To calculate the cluster sizes, we used the DBSCAN algorithm56 as implemented in the R DBSCAN package with parameters ϵ = 0.5 and minPts = 4, applied separately on each region of interest. We then calculated the average cluster size for each cell. Although the cluster size naturally scaled with the choice of ϵ, the difference between wild-type and knockout conditions was unaffected by this choice. The DBSCAN algorithm identified a larger average cluster size in 2i conditions compared with serum conditions, which is unexpected. The larger clusters in 2i conditions inferred with our methods are, however, consistent across all three cell lines. We, therefore, reasoned that the larger apparent cluster size in 2i conditions must be a result of the statistical nature of the STORM method and the DBSCAN algorithm used for cluster assignment. To test this, we calculated pair-correlation functions of all detected nucleosomes (Extended Data Fig. 5a) separately for each region of interest using the pcf function of the R package spatstat.explore. These pair-correlation functions show that nucleosomes are clustered in all conditions (decay of the correlation function).

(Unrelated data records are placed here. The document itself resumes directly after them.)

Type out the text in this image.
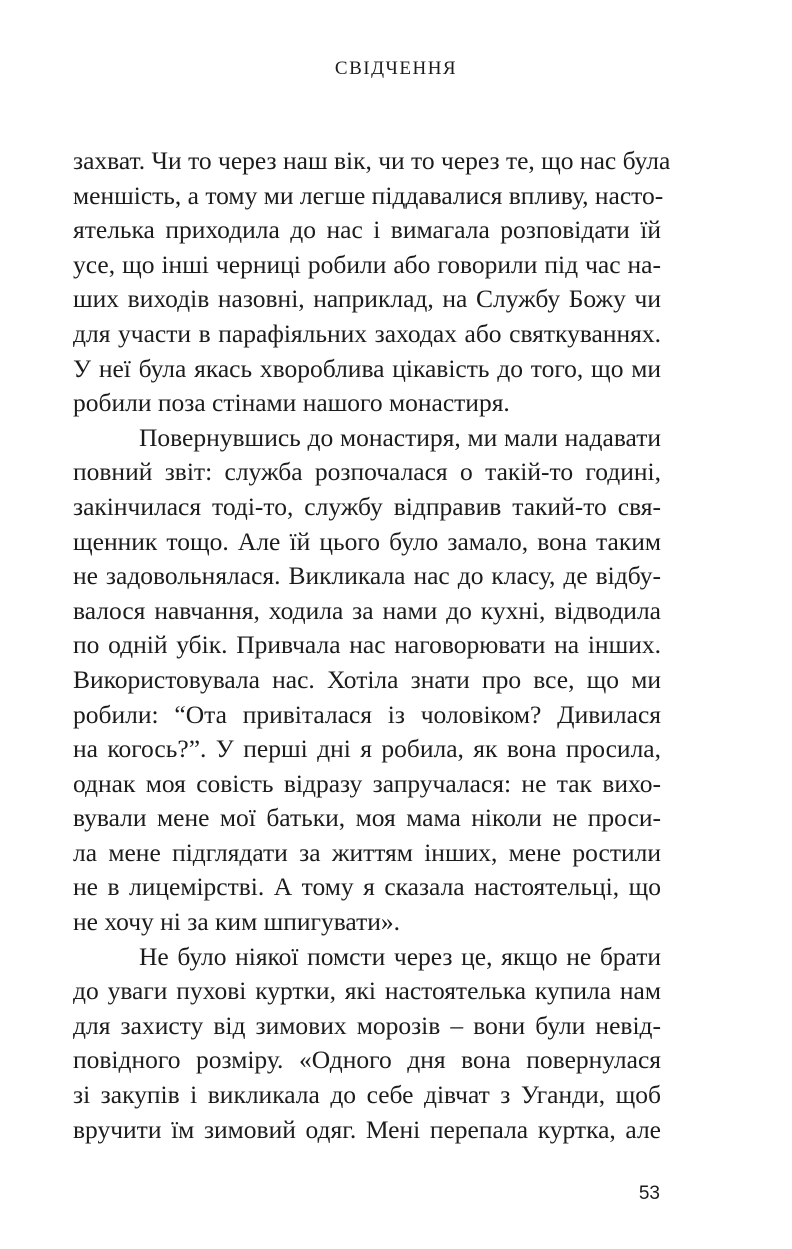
СВІДЧЕННЯ
захват. Чи то через наш вік, чи то через те, що нас була
меншість, а тому ми легше піддавалися впливу, насто-
ятелька приходила до нас і вимагала розповідати їй
усе, що інші черниці робили або говорили під час на-
ших виходів назовні, наприклад, на Службу Божу чи
для участи в парафіяльних заходах або святкуваннях.
У неї була якась хвороблива цікавість до того, що ми
робили поза стінами нашого монастиря.
Повернувшись до монастиря, ми мали надавати
повний звіт: служба розпочалася о такій-то годині,
закінчилася тоді-то, службу відправив такий-то свя-
щенник тощо. Але їй цього було замало, вона таким
не задовольнялася. Викликала нас до класу, де відбу-
валося навчання, ходила за нами до кухні, відводила
по одній убік. Привчала нас наговорювати на інших.
Використовувала нас. Хотіла знати про все, що ми
робили: “Ота привіталася із чоловіком? Дивилася
на когось?”. У перші дні я робила, як вона просила,
однак моя совість відразу запручалася: не так вихо-
вували мене мої батьки, моя мама ніколи не проси-
ла мене підглядати за життям інших, мене ростили
не в лицемірстві. А тому я сказала настоятельці, що
не хочу ні за ким шпигувати».
Не було ніякої помсти через це, якщо не брати
до уваги пухові куртки, які настоятелька купила нам
для захисту від зимових морозів – вони були невід-
повідного розміру. «Одного дня вона повернулася
зі закупів і викликала до себе дівчат з Уганди, щоб
вручити їм зимовий одяг. Мені перепала куртка, але
53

The statistical structure of clusters in both conditions is, however, different: although clusters in the serum condition are strongly localized (high correlations at short distances), nucleosomes in 2i conditions are comparatively correlated over longer distances (higher correlations beyond approximately 50 nm).

Extended Data Fig. 5b shows variability across cell lines. We find general consistency across replicates. An exception to this is the different behaviour of the F2 and DKO cell lines in the release experiment. This is not unexpected, because both cell lines have biologically very different means for the inhibition of DNMT3 (knockout versus mutant).